自己免疫性自律神経節障害(AAG)は、抗gAChR抗体が病原性自己抗体として作用する新しい慢性神経免疫疾患です。本疾患の主な特徴は、抗gAChR抗体による広範な自律神経障害に加え、中枢神経症状や感覚障害、内分泌障害などの多様な症状を呈することにあります。症状の多様性から、診断が難しい場合もあり、神経内科をはじめ、リウマチ科、皮膚科などの各診療科の連携が不可欠です。

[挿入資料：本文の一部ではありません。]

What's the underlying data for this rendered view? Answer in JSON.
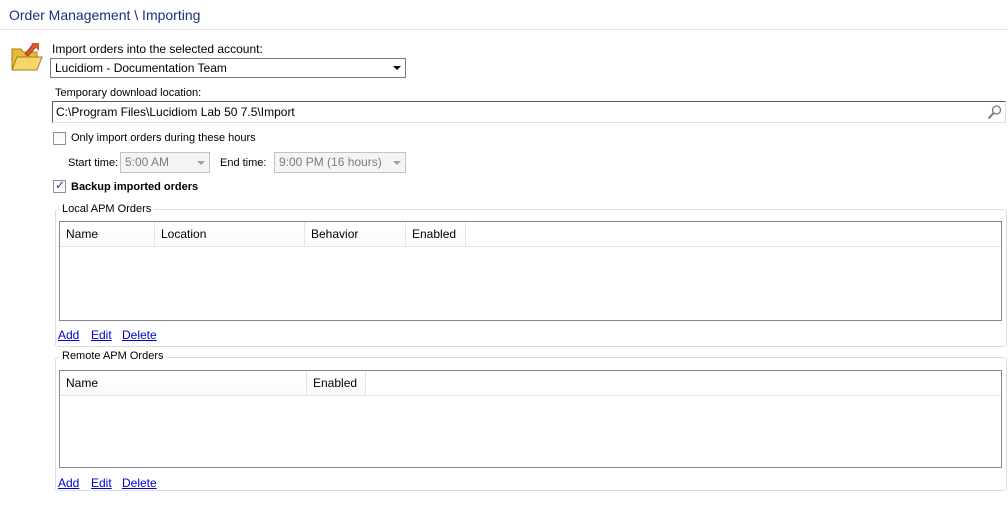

一方で、AAGの病態解明と新たな治療法の開発が今後の課題となっています。現在は免疫抑制療法が中心的な治療ですが、最適な組み合わせは確立されていません。また、難治例に対する対症療法の重要性も指摘されています。さらに、抗gAChR抗体のHLA拘束性やIgGサブクラスの解析、新規自己抗体の探索、動物モデルの確立など、基礎研究の発展も期待されています。AAGは比較的新しい疾患概念ですが、自己免疫疾患の一つとして重要であり、今後の研究の進展が望まれます。




質問と回答

  1. 自己免疫性自律神経節障害(AAG)とは何ですか?

    • 自己免疫性自律神経節障害(AAG)は、自律神経系が免疫異常の標的となる比較的新しい後天性疾患です。この状態では、抗自律神経節アセチルコリン受容体抗体が病態に重要な役割を果たします.

  2. AAGの主な症状は何ですか?

    • AAGは広範な自律神経症状を特徴としており、さらに中枢神経系や感覚障害、内分泌障害といった自律神経系外の症候や、膠原病や腫瘍などの併存疾患を呈することがあります.

  3. AAGに関連する抗体は何ですか?

    • AAGに関連する主要な抗体は抗自律神経節アセチルコリン受容体抗体です。これらの抗体は、特に自律神経節に存在するアセチルコリン受容体に対して作用します.

  4. AAGはどのように診断されますか?

    • AAGは、血清中の抗自律神経節アセチルコリン受容体抗体の存在を測定することで診断されます。特に、ルシフェラーゼ免疫沈降システム(LIPS)を用いた測定法が確立されています.

  5. AAGの治療方法にはどのようなものがありますか?

    • AAGの治療には複合的な免疫治療が用いられます。多くの場合、免疫治療によって症状がコントロール可能ですが、難治性の症例も存在します.

  6. AAGの患者に見られることがある併存疾患は何ですか?

    • AAGの患者には、自己免疫疾患(例:シェーグレン症候群)や腫瘍(例:卵巣腫瘍、肺癌)が高い頻度で併存します。このような併存疾患は、AAGの病態に影響を与えることがあります.

  7. AAGの背景にある免疫異常はどのように理解されていますか?

    • AAGにおける免疫異常の中心は、血清中における抗自律神経節アセチルコリン受容体抗体の存在です。これらの抗体が自律神経系に影響を及ぼすことが確立されており、さまざまな症状を引き起こします.